Historic Home May Be Altered Without EIR, C.A. Holds
By a MetNews Staff Writer
Depicted above is a home in Laguna Beach built in 1925. The Court of Appeal has held that the city properly ordered that construction of an addition may commence, with an environmental impact report.
Div. Three of the Fourth District Court of Appeal yesterday ordered publication of an opinion in which it rejects the contention of historic preservationists that the City of Laguna Beach improperly approved an addition to a Colonial-style home built in 1925.
An environmental impact report (“EIR”) is not required, under the California Environmental Quality Act (“CEQA”), Justice Joanne Motoike said in an opinion filed Sept. 13, under what is known as the “historical resource exemption.”
The city’s Heritage Committee in 2014 placed the structure, now owned by Ian and Cherlin Kirby, on its register of historic homes.
Under a guideline in the Code of Regulations, the jurist explained, no EIR is needed where refurbishing of a historic structure is consistent with the “Secretary of the Interior’s Standards for the Treatment of Historic Properties.”
“We conclude substantial evidence supports the City’s finding the project was exempt under the historical resource exemption because it was consistent with the Secretary’s Standards.”
Presumptive Historical Resource
Motoike went on to say:
“Because the Kirbys’ house is included in the City’s register of historical resources, it is considered a presumptive historical resource under CEQA….As a presumptive historical resource, a project involving it is subject to CEQA’s requirements unless the City, as the lead agency, concludes the project is exempt and if categorically exempt, an exception does not bar its application….
“The City determined the Kirbys’ project was categorically exempt from CEQA…. This means a project involving the rehabilitation of a historical resource is categorically exempt from CEQA if the project is consistent with the Secretary’s Standards and application of the exemption is not barred by an exception.”
Historic Preservationists’ Position
Opposing the 1,020-square-foot addition approved by the city are the Historic Architecture Alliance and the Laguna Beach Historic Preservation Coalition. They argued in their opening brief on appeal that the project would “materially alter the home and demolish original historic fabric of the resource.”

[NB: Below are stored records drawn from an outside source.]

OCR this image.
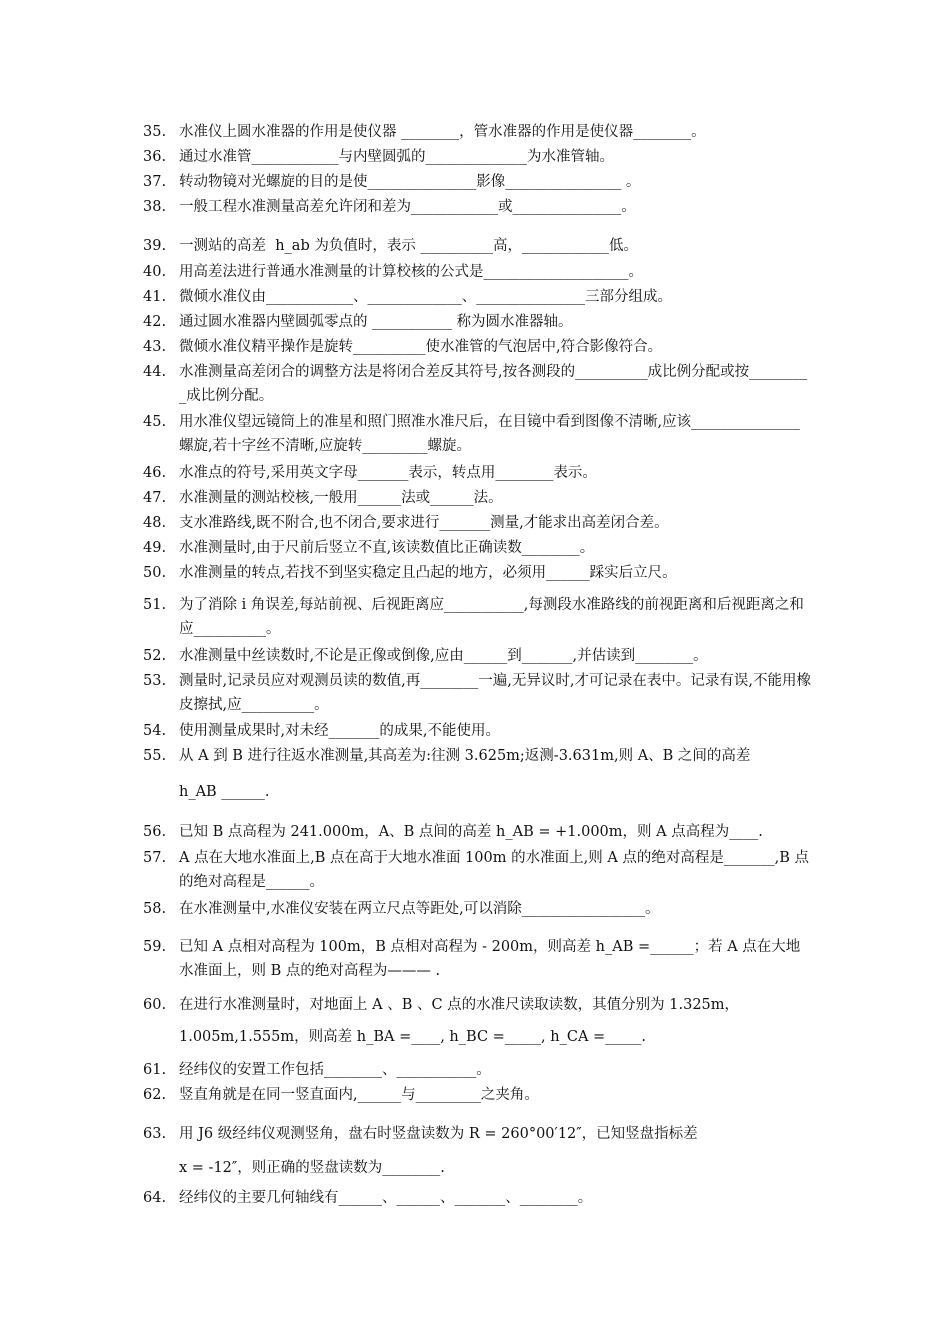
35. 水准仪上圆水准器的作用是使仪器 ________，管水准器的作用是使仪器________。
36. 通过水准管____________与内壁圆弧的______________为水准管轴。
37. 转动物镜对光螺旋的目的是使_______________影像________________ 。
38. 一般工程水准测量高差允许闭和差为____________或_______________。
39. 一测站的高差  h_ab 为负值时，表示 __________高，____________低。
40. 用高差法进行普通水准测量的计算校核的公式是____________________。
41. 微倾水准仪由____________、_____________、_______________三部分组成。
42. 通过圆水准器内壁圆弧零点的 ___________ 称为圆水准器轴。
43. 微倾水准仪精平操作是旋转__________使水准管的气泡居中,符合影像符合。
44. 水准测量高差闭合的调整方法是将闭合差反其符号,按各测段的__________成比例分配或按_________成比例分配。
45. 用水准仪望远镜筒上的准星和照门照准水准尺后，在目镜中看到图像不清晰,应该_______________螺旋,若十字丝不清晰,应旋转_________螺旋。
46. 水准点的符号,采用英文字母_______表示，转点用________表示。
47. 水准测量的测站校核,一般用______法或______法。
48. 支水准路线,既不附合,也不闭合,要求进行_______测量,才能求出高差闭合差。
49. 水准测量时,由于尺前后竖立不直,该读数值比正确读数________。
50. 水准测量的转点,若找不到坚实稳定且凸起的地方，必须用______踩实后立尺。
51. 为了消除 i 角误差,每站前视、后视距离应___________,每测段水准路线的前视距离和后视距离之和应__________。
52. 水准测量中丝读数时,不论是正像或倒像,应由______到_______,并估读到________。
53. 测量时,记录员应对观测员读的数值,再________一遍,无异议时,才可记录在表中。记录有误,不能用橡皮擦拭,应__________。
54. 使用测量成果时,对未经_______的成果,不能使用。
55. 从 A 到 B 进行往返水准测量,其高差为:往测 3.625m;返测-3.631m,则 A、B 之间的高差
h_AB ______.
56. 已知 B 点高程为 241.000m，A、B 点间的高差 h_AB = +1.000m，则 A 点高程为____.
57. A 点在大地水准面上,B 点在高于大地水准面 100m 的水准面上,则 A 点的绝对高程是_______,B 点的绝对高程是______。
58. 在水准测量中,水准仪安装在两立尺点等距处,可以消除_________________。
59. 已知 A 点相对高程为 100m，B 点相对高程为 - 200m，则高差 h_AB =______；若 A 点在大地水准面上，则 B 点的绝对高程为——— .
60. 在进行水准测量时，对地面上 A 、B 、C 点的水准尺读取读数，其值分别为 1.325m，
1.005m,1.555m，则高差 h_BA =____, h_BC =_____, h_CA =_____.
61. 经纬仪的安置工作包括________、___________。
62. 竖直角就是在同一竖直面内,______与_________之夹角。
63. 用 J6 级经纬仪观测竖角，盘右时竖盘读数为 R = 260°00′12″，已知竖盘指标差
x = -12″，则正确的竖盘读数为________.
64. 经纬仪的主要几何轴线有______、______、_______、________。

The appellants explained in a footnote:
“ ‘Historic fabric’ is a term of art referring to the original structure and materials of a historic building that contribute to its historic significance.”
Pinpointing the standard they argue applies, the two groups set forth:
“Once it has been determined that a resource is deemed historic under CEQA, as 369 Hawthorne Road has been by its listing on the City’s local register, the fair argument standard applies to determine whether a project may adversely impact that resource. This standard is a low threshold that is not deferential to lead agencies. Such a fair argument is established through substantial evidence, including fact-based expert opinions and reasonable assumptions based upon facts.”
“We conclude the fair argument standard does not apply in this situation.”
“To establish the historical resource exception, it is not enough to merely make a fair argument the project did not comply with the Secretary’s Standards. If this was all the challenger had to establish, the historical resource categorical exemption would be meaningless….It would prohibit the agency from weighing the conflicting evidence and making a finding based upon the weight of the competing evidence.”
The case is Historic Architecture Alliance v. City of Laguna Beach, G061671.